23 Jul 2011

The ‘war against knowledge’? Protesting the academic archive paywall

Anyone following academic news of late may have heard about the current prosecution launched against Aaron Swartz for his downloading of nearly 5 million scholarly articles archived online with JSTOR. Swartz has been charged with computer intrusion, fraud and data theft for his actions—charges which have been branded excessive by many academics and copyright critics.

On Wednesday the plot thickened, with over 18,000 documents being pulled from the scientific journal Philosophical Transactions of the Royal Society made available through Bittorrent on The Pirate Bay by Gregory Maxwell. Maxwell's actions made freely accessible documents that usually are charged at a rate of between $8 and $19 dollars for access. Maxwell claims his actions were in protest of Swartz’s charges, accompanying his upload with a manifesto stating his intent to “remove even on dollar of ill-gained income from a poisonous industry which act to supress scientific and historic understanding” regardless of the “personal cost” he might suffer.

While the ‘stealing is stealing’ argument is one side of the issue in relation to how exactly material was obtained, Swartz and Maxwell’s actions obviously spark interesting debate about free access to archived scholarly material. Swartz prominently supports the free flow of information and access online and in libraries in the open culture movement. As Dan Goodwin points out in an article for The Register, critics of the somewhat epic charges brought against Swartz argue that “many of the documents in JSTOR's collection are probably kept behind its paywall against the authors' will and that there are no valid copyright claims restricting their distribution”.

Should access to archived scholarship be free in the digital domain? How far does the "authors’ will" extend? Is prosectuing for downloading to this extent the same as being charged for checking out too many books at the library?

For more on Swartz and the charges as covered by the Demand Progress Blog, click here.

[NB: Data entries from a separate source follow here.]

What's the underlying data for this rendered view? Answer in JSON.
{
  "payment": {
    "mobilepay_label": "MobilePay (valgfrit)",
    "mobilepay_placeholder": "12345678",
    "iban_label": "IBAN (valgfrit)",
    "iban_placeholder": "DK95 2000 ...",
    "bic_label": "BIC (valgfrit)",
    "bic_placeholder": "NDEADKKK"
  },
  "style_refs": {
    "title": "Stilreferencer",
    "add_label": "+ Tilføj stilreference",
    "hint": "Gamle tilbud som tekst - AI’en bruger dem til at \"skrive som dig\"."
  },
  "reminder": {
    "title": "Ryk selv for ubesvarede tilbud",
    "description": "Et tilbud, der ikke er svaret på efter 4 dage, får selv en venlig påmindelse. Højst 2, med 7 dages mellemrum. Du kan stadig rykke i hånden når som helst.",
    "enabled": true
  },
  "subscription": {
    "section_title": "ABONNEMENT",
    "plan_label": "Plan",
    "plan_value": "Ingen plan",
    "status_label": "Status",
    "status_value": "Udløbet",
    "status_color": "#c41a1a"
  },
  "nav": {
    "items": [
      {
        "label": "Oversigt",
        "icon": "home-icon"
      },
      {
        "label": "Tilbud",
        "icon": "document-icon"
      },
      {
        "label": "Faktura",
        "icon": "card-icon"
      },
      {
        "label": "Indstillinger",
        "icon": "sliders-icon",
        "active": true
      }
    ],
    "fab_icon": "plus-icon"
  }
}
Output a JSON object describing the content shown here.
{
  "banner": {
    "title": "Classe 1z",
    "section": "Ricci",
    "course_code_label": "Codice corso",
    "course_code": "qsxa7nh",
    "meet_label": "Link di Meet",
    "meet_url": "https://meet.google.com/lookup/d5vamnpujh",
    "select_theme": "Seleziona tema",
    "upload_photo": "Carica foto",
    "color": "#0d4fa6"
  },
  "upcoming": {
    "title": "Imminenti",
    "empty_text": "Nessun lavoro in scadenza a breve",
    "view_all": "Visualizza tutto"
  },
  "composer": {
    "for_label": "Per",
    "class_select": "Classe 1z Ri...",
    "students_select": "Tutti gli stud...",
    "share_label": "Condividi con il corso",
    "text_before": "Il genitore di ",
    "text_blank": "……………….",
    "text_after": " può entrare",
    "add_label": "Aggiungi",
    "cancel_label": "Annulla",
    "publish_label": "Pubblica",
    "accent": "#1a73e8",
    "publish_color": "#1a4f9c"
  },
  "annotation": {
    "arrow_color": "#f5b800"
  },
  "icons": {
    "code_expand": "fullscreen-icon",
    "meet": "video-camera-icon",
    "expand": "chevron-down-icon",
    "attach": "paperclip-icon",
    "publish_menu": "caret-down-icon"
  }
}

  1. Any arguments about copyright / what the originaly authors want are irrelevant - the JSTOR etc want to protecting the investment they have made in scanning and making searchable the journals, plus the considerable ongoing costs of running the website.

    There should be more of this stuff available for free, but who pays for the first digitisation and subsequent upkeep of the enormous dataset? Despite all its promise, the Internet Archive has very little material on it.

    To be honest $8-$19 per document outside of an institutional agreement seems cheap considering what you're getting.

  2. Here’s JSTOR’s official statement from the website:


    I wouldn’t say the debate about copyright etc is irrelevant. However, considering the costs that go into producing and publishing etc a piece of scholarship, the non-institutional fees aren’t overly horrific, though Maxwell seemed at pains to make that point… Plus of course the manner in which Swartz acquired the info was so sneaky it would seem to tarnish an attempt to make a clean-cut ethical point…(generally I feel sorry for everyone trying to get on with research MIT who were locked out for a few days!).